Four hundred and thirty-five seats in the House of Representatives are up for grabs, while 35 of the 100 Senate seats will be on offer too. The big picture result will center around how easily President Donald Trump can enact legislation during the remainder of his term.
Betting markets have suggested that Democrats will gain control of the House, but Republicans will keep their grip on the Senate. Should that come to pass, it will make Trump's agenda harder to enact.
Since Trump's election, the S&P 500 stock market has risen more than 27 percent. That figure betters the early months of Bill Clinton, Ronald Reagan and George W. Bush. Barack Obama's numbers are much higher but stocks were springing back from the depths of the financial crisis.
Global stocks have struggled in 2018, especially in October, but analysts say if the Republicans hold on to both the House and the Senate, you can expect a return to buying.
The chief strategist at BNP Paribas Fortis, Philipe Gijsels, said winning both chambers allows Trump to continue a market friendly policy and says it could even see him become a little less hostile to China, producing a bump for international stocks.
The analyst added that even losing the lower House would only be market neutral and may even speed up a Trump deal with Beijing.
Gijsels put the odds of the Republicans losing both houses at just 10 percent but conceded that the scenario could see markets dip, with Trump's lack of domestic power leading him to double down on trade war tactics.
In a note last week, the bank's researchers forecast that full control for the Republican Party would likely see a rally in risk assets such as stocks.
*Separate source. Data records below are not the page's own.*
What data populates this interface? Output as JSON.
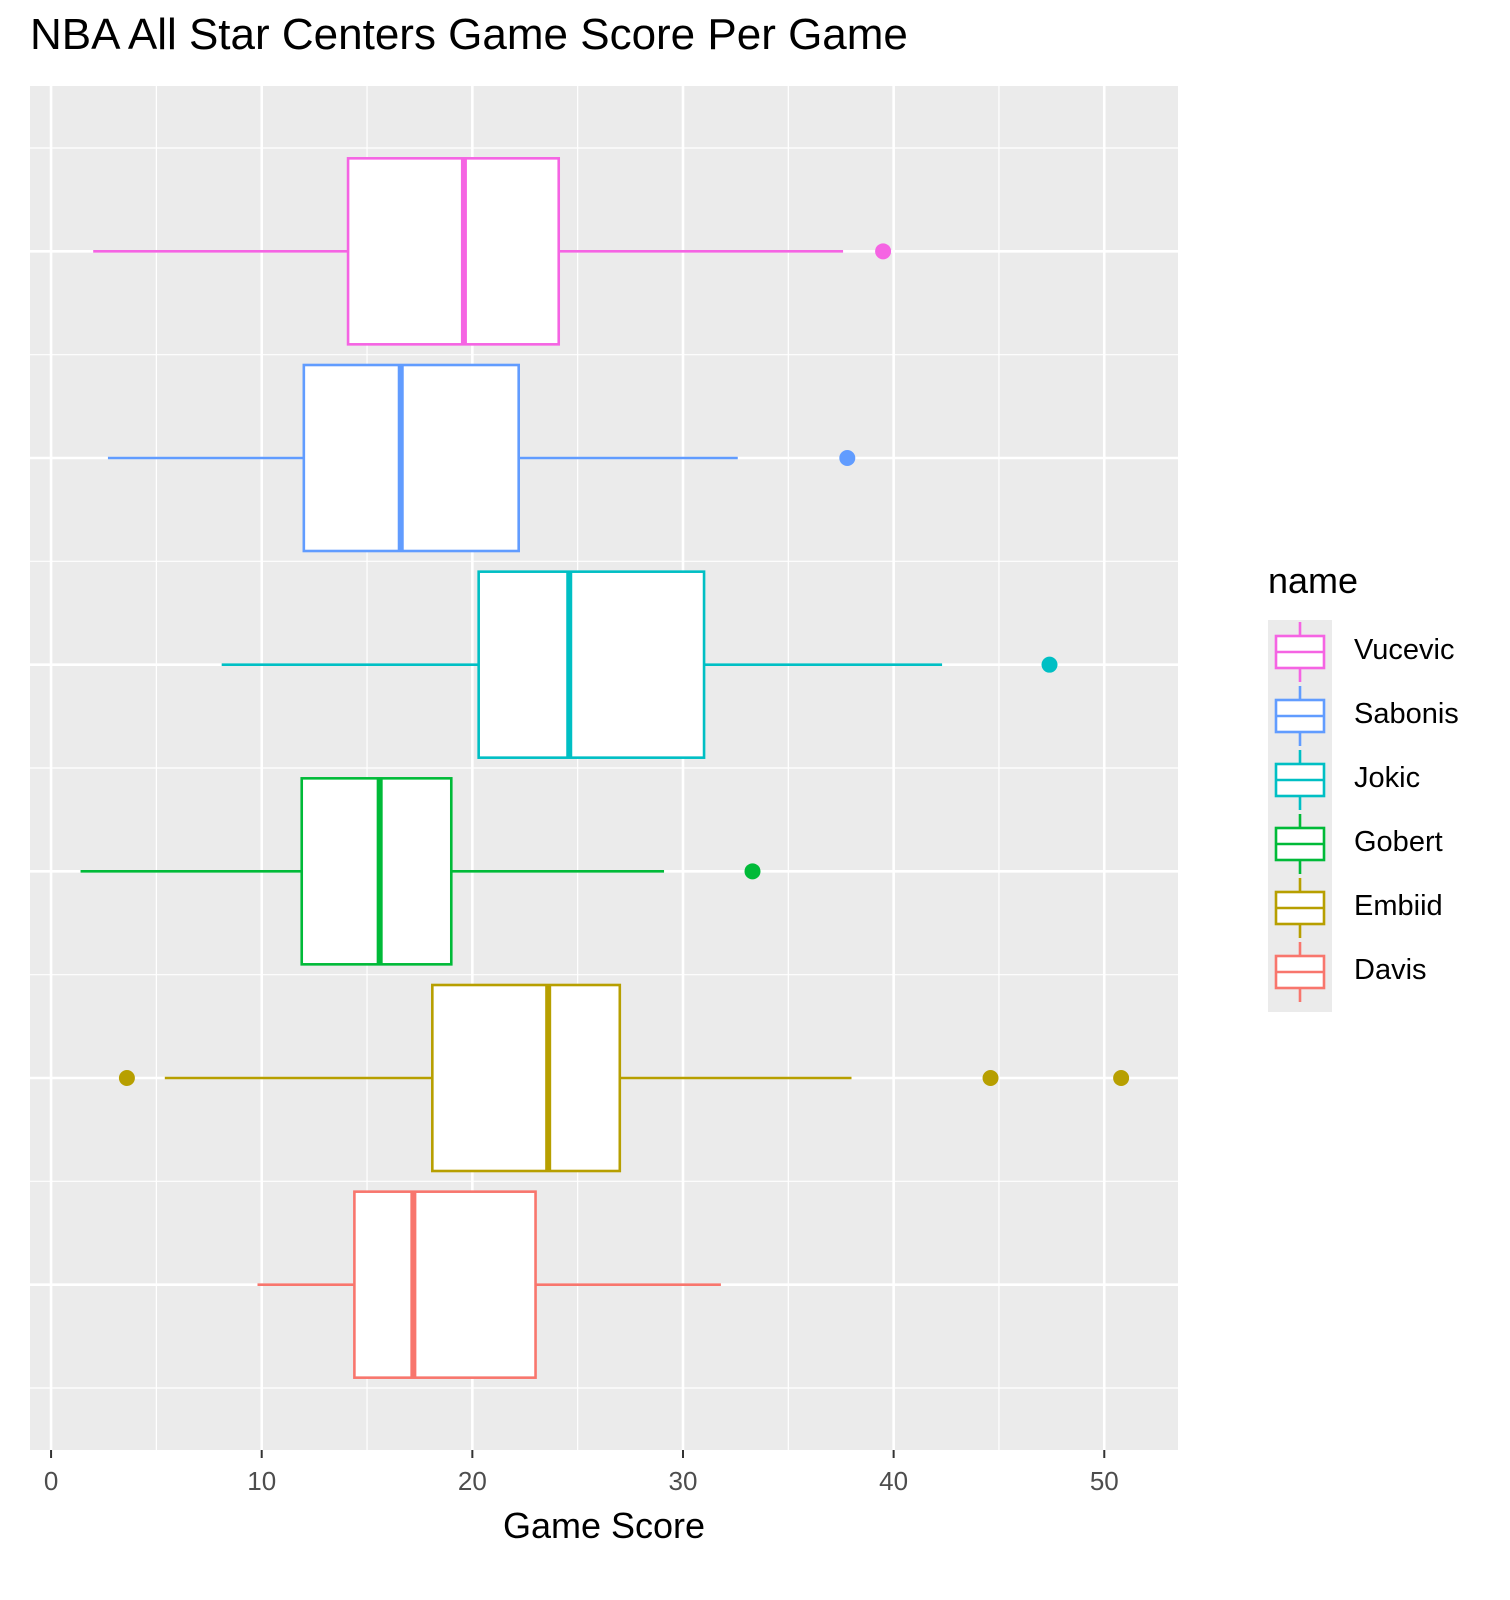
{
  "chart_data": {
    "type": "boxplot",
    "title": "NBA All Star Centers Game Score Per Game",
    "xlabel": "Game Score",
    "ylabel": "",
    "xlim": [
      -1,
      53.5
    ],
    "x_ticks": [
      0,
      10,
      20,
      30,
      40,
      50
    ],
    "grid": true,
    "legend_title": "name",
    "legend_position": "right",
    "series": [
      {
        "name": "Vucevic",
        "color": "#F564E3",
        "whisker_low": 2.0,
        "q1": 14.1,
        "median": 19.6,
        "q3": 24.1,
        "whisker_high": 37.6,
        "outliers": [
          39.5
        ]
      },
      {
        "name": "Sabonis",
        "color": "#619CFF",
        "whisker_low": 2.7,
        "q1": 12.0,
        "median": 16.6,
        "q3": 22.2,
        "whisker_high": 32.6,
        "outliers": [
          37.8
        ]
      },
      {
        "name": "Jokic",
        "color": "#00BFC4",
        "whisker_low": 8.1,
        "q1": 20.3,
        "median": 24.6,
        "q3": 31.0,
        "whisker_high": 42.3,
        "outliers": [
          47.4
        ]
      },
      {
        "name": "Gobert",
        "color": "#00BA38",
        "whisker_low": 1.4,
        "q1": 11.9,
        "median": 15.6,
        "q3": 19.0,
        "whisker_high": 29.1,
        "outliers": [
          33.3
        ]
      },
      {
        "name": "Embiid",
        "color": "#B79F00",
        "whisker_low": 5.4,
        "q1": 18.1,
        "median": 23.6,
        "q3": 27.0,
        "whisker_high": 38.0,
        "outliers": [
          3.6,
          44.6,
          50.8
        ]
      },
      {
        "name": "Davis",
        "color": "#F8766D",
        "whisker_low": 9.8,
        "q1": 14.4,
        "median": 17.2,
        "q3": 23.0,
        "whisker_high": 31.8,
        "outliers": []
      }
    ]
  }
}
The bank added that any further fiscal stimulus, such as more tax cuts, would also benefit equities.
Deutsche cautioned on the idea that a sweeping Democrat victory would lead to any huge sell-off on stock markets, noting that the rival parties may then work together on a huge infrastructure package.
Edward Park, investment director at U.K. investment manager, Brooks Macdonald, said the importance of the midterms shouldn't be overplayed by investors.
Park said much of recent U.S. politics had been "driven by executive orders rather than legislation" and therefore Tuesday's elections could be less important to sentiment.
The asset manager said any real volatility may come from full Democratic control as markets would begin to price in a stronger chance of a presidential impeachment.